20 Settembre 2007, di Redazione Wall Street Italia

(9Colonne) – Roma, 20 set – L’attore americano Kevin Costner, in un’intervista al Manifesto in occasione dell’uscita in Italia del nuovo film, “Mr Brooks”, parla del suo complicato rapporto con il mondo di Hollywood, della sua allergia ai compromessi e della politica americana. “Viviamo in tempi difficili – dichiara l’attore – ma possiamo dare la colpa solo a noi stessi e ai nostri politici. Siamo responsabili delle scelte che fanno i nostri leader.
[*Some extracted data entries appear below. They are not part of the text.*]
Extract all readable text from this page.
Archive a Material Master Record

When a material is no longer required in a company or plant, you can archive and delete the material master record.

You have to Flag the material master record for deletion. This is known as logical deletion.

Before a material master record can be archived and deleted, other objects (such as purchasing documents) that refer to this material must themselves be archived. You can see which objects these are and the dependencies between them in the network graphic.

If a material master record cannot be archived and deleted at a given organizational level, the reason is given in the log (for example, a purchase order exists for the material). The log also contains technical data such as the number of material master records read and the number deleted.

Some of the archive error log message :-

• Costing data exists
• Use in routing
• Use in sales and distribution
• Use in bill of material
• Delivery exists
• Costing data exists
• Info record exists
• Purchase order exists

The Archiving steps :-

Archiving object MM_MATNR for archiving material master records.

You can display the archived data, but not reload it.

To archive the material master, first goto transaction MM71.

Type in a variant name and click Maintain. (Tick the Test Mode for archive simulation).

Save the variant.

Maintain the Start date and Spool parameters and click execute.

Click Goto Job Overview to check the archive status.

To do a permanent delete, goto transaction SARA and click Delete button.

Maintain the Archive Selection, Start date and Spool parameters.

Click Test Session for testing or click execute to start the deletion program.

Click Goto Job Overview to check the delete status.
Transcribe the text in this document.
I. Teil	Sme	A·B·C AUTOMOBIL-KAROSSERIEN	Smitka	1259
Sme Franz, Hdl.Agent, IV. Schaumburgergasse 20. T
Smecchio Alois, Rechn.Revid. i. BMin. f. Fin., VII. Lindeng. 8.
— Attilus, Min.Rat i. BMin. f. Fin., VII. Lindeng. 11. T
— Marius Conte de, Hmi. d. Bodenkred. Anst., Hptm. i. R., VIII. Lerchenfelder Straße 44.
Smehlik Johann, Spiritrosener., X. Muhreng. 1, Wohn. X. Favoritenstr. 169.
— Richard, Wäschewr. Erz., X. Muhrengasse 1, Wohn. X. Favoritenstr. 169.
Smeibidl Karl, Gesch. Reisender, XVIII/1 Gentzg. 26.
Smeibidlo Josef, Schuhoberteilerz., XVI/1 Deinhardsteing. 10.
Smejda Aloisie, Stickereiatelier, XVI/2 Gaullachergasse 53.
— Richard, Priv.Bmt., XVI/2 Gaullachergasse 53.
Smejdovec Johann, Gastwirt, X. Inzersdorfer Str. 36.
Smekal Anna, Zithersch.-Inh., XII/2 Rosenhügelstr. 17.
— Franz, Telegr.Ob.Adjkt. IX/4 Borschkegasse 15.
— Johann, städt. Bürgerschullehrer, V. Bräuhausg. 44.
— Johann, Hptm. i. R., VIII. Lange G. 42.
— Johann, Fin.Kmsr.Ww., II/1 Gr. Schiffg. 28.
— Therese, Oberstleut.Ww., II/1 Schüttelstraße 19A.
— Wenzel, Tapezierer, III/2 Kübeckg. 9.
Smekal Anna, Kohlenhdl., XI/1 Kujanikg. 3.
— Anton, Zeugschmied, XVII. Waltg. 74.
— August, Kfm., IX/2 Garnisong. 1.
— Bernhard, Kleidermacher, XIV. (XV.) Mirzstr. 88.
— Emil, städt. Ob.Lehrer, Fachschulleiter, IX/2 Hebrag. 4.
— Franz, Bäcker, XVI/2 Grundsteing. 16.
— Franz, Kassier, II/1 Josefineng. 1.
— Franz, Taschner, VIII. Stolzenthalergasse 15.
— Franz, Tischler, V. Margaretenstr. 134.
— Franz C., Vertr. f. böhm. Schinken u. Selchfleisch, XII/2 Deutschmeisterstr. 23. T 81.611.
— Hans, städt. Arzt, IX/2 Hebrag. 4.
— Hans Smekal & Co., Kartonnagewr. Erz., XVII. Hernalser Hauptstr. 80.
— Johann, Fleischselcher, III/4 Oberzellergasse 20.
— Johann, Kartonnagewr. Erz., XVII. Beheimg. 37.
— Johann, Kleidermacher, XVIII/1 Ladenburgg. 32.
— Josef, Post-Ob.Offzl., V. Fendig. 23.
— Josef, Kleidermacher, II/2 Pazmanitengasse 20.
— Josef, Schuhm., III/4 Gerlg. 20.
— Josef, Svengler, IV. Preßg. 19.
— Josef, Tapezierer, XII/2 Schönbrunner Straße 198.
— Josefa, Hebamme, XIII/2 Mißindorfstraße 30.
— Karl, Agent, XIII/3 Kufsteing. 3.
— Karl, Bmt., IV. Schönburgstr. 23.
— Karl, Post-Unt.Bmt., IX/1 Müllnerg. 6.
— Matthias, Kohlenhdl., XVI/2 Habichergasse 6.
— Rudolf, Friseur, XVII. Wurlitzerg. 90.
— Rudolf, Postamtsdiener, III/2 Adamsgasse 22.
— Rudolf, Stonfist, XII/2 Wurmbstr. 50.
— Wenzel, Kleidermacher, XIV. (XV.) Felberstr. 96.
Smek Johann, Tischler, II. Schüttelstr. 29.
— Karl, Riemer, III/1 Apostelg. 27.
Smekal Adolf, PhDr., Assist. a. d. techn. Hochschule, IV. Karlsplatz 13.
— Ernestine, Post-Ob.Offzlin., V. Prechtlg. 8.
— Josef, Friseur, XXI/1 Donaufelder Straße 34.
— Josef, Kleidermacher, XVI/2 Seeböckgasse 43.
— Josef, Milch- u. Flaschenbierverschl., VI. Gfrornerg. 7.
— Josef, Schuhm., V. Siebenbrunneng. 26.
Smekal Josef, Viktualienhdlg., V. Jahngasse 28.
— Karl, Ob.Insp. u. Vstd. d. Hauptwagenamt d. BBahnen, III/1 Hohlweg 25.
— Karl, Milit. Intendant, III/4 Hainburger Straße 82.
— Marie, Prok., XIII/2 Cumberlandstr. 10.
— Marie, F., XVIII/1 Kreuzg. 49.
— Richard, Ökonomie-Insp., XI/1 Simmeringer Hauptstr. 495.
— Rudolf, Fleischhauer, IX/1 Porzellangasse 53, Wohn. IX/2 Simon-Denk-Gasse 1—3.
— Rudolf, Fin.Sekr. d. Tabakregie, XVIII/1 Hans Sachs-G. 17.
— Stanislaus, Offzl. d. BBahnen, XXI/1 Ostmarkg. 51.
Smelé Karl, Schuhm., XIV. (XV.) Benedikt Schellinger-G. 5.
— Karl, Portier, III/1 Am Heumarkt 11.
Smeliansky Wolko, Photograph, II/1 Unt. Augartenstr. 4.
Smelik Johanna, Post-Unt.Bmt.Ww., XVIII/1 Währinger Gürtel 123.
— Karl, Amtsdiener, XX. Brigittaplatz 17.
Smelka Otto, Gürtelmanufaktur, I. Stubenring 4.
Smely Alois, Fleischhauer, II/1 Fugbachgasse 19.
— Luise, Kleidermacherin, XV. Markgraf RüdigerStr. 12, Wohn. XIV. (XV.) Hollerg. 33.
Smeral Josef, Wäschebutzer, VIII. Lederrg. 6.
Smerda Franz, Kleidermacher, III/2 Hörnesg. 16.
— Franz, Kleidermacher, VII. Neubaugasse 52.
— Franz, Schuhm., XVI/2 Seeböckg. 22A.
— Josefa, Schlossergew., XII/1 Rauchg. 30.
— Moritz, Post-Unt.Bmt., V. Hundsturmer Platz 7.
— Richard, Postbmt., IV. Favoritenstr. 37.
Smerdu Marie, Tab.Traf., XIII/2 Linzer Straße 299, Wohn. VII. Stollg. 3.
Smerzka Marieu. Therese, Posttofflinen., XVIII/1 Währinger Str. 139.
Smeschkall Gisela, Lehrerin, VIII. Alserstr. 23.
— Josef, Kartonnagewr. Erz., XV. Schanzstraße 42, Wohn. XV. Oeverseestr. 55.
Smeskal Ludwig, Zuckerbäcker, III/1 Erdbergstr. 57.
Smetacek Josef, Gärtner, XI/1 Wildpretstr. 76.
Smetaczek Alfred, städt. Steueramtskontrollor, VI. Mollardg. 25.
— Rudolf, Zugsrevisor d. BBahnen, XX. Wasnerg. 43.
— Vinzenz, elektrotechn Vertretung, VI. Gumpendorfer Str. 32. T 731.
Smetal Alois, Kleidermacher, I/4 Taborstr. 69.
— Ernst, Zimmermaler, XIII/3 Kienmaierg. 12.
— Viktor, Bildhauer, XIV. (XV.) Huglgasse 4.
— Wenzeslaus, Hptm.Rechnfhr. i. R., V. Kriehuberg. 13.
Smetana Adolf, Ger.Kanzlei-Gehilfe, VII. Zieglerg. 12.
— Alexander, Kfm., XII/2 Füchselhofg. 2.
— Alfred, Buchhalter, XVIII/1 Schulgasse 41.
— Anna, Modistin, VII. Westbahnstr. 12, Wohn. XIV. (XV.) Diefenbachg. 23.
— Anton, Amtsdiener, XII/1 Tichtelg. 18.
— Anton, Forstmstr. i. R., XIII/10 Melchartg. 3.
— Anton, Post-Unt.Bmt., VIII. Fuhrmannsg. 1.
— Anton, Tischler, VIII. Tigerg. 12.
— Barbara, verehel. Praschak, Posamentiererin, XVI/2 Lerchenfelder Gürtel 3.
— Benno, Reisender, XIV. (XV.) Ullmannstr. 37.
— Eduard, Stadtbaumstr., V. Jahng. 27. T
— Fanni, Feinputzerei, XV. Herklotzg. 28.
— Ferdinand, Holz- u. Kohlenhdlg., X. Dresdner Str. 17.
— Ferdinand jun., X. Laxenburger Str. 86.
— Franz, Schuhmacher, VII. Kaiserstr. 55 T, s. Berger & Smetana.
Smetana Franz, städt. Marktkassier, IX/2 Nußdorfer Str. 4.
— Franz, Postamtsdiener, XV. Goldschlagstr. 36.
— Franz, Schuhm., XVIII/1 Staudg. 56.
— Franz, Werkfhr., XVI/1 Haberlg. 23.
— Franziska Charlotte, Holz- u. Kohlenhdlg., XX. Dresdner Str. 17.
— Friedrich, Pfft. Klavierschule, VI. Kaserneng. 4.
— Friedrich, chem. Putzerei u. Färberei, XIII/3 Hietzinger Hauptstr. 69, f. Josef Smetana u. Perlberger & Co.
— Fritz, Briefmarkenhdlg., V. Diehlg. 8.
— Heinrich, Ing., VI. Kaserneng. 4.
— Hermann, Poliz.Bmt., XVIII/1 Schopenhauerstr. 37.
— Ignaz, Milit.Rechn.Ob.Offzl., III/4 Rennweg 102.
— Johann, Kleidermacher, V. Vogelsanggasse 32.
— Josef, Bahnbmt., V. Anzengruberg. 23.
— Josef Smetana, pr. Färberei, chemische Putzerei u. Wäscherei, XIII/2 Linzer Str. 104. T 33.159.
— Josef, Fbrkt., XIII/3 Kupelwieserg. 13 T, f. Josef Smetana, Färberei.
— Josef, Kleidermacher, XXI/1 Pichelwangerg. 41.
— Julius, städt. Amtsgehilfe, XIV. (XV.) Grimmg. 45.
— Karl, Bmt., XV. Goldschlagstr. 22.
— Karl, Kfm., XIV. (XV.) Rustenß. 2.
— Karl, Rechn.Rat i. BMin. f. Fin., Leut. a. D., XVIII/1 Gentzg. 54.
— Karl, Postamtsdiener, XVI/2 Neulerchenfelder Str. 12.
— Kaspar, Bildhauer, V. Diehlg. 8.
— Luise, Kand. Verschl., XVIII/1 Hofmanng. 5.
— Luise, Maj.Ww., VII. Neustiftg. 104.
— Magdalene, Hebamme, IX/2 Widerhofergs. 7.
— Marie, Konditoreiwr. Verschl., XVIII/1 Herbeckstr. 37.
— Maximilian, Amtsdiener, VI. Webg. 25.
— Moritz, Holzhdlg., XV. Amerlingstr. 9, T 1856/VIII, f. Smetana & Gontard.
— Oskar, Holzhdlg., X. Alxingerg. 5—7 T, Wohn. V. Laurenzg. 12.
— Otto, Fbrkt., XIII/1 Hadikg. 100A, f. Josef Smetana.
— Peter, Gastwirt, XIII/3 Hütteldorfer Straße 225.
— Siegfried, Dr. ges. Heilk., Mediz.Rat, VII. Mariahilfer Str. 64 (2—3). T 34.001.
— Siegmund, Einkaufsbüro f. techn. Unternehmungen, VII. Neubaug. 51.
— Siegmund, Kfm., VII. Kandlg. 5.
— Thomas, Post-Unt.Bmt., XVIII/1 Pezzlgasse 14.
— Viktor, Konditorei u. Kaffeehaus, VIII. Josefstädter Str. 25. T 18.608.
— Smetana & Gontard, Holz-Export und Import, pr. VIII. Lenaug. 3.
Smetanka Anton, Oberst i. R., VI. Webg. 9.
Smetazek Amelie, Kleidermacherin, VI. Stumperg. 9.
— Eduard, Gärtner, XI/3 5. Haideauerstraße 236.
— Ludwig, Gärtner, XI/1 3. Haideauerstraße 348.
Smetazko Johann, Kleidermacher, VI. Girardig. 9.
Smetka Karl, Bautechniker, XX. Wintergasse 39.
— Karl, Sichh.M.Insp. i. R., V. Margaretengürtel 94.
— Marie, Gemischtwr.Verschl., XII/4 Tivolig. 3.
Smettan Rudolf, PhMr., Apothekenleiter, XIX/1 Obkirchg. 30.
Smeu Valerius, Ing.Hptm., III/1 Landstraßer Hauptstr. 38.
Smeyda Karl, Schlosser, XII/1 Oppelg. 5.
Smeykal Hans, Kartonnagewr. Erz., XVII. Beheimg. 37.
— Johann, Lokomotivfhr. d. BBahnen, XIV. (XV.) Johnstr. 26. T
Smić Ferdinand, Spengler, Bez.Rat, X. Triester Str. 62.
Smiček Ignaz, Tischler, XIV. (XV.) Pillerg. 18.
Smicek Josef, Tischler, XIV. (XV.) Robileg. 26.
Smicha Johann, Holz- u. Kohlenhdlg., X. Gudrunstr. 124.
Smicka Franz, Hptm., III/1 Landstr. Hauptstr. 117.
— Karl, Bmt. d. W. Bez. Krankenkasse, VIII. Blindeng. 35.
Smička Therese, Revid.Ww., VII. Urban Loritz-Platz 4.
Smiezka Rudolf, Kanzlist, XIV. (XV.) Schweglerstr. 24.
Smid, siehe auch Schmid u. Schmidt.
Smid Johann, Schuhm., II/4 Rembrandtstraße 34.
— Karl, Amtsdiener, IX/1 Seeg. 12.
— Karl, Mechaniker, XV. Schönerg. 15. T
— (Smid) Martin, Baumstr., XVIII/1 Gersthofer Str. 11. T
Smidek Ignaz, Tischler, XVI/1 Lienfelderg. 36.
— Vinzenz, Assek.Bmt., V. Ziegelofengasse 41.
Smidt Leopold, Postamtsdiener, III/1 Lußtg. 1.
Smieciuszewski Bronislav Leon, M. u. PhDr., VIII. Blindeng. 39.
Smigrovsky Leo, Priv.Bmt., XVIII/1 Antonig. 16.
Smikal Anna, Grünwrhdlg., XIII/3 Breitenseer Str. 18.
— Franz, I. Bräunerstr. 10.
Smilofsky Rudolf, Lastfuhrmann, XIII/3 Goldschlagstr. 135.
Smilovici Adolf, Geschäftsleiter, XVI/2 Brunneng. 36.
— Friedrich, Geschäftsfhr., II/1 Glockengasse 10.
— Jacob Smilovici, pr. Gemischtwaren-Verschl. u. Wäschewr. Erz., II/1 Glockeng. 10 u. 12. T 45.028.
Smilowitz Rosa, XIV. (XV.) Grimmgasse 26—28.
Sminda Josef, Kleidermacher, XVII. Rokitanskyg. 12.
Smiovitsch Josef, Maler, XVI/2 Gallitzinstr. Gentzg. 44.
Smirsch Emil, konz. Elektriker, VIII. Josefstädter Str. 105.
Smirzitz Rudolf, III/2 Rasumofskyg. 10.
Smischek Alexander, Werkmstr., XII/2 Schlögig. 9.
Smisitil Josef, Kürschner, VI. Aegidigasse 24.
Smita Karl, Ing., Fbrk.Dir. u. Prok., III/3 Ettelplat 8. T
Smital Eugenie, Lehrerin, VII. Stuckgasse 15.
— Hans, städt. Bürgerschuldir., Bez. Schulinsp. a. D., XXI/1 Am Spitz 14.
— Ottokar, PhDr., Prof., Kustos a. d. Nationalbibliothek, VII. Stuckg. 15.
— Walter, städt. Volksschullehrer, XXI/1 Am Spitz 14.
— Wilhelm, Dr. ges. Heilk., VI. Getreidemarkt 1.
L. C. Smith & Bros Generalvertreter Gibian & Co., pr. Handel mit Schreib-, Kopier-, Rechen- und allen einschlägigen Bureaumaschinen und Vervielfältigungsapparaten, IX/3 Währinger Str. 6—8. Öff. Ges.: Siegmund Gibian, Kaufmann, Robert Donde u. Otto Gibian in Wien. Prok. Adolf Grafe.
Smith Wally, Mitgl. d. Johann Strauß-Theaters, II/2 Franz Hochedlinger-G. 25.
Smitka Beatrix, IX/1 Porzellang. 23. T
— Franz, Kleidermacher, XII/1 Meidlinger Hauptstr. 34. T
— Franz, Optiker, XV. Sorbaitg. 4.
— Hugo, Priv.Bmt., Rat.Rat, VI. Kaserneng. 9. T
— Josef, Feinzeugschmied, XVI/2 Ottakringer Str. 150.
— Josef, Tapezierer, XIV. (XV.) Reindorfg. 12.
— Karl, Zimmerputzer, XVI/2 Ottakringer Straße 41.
Ad esempio avremmo, potuto affrontare il problema del petrolio già dal 1973 quando divenne chiaro che non avremmo potuto rimanerne dipendenti. Se ci fossimo liberati sarebbe stato tutto più chiaro. Ora invece è tutto sospetto perchè le nostre impronte sono ovunque nel mondo”. “Amano ripeterci che il petrolio è un interesse strategico ma non è così – attacca Costner -, il nostro interesse nazionale non è in Iran, in Iraq o in Afghanistan perchè quello non è il nostro petrolio ma il loro. Il nostro vero interesse nazionale dovrebbe essere quello di liberarci dalla dipendenza. Avremmo dovuto diventare energeticamente indipendenti, c’era tutto il tempo per farlo. Siamo arrivati sulla luna in otto anni mentre avremmo dovuto dirci: in vent’anni arriviamo a liberarci della dipendenza dal motore a scoppio. Ma non abbiamo avuto il coraggio di farlo. Credo sia stato un grave fallimento della classe politica e industriale. Nessuno ha saputo mettere l’interesse del paese davanti a quello del profitto”.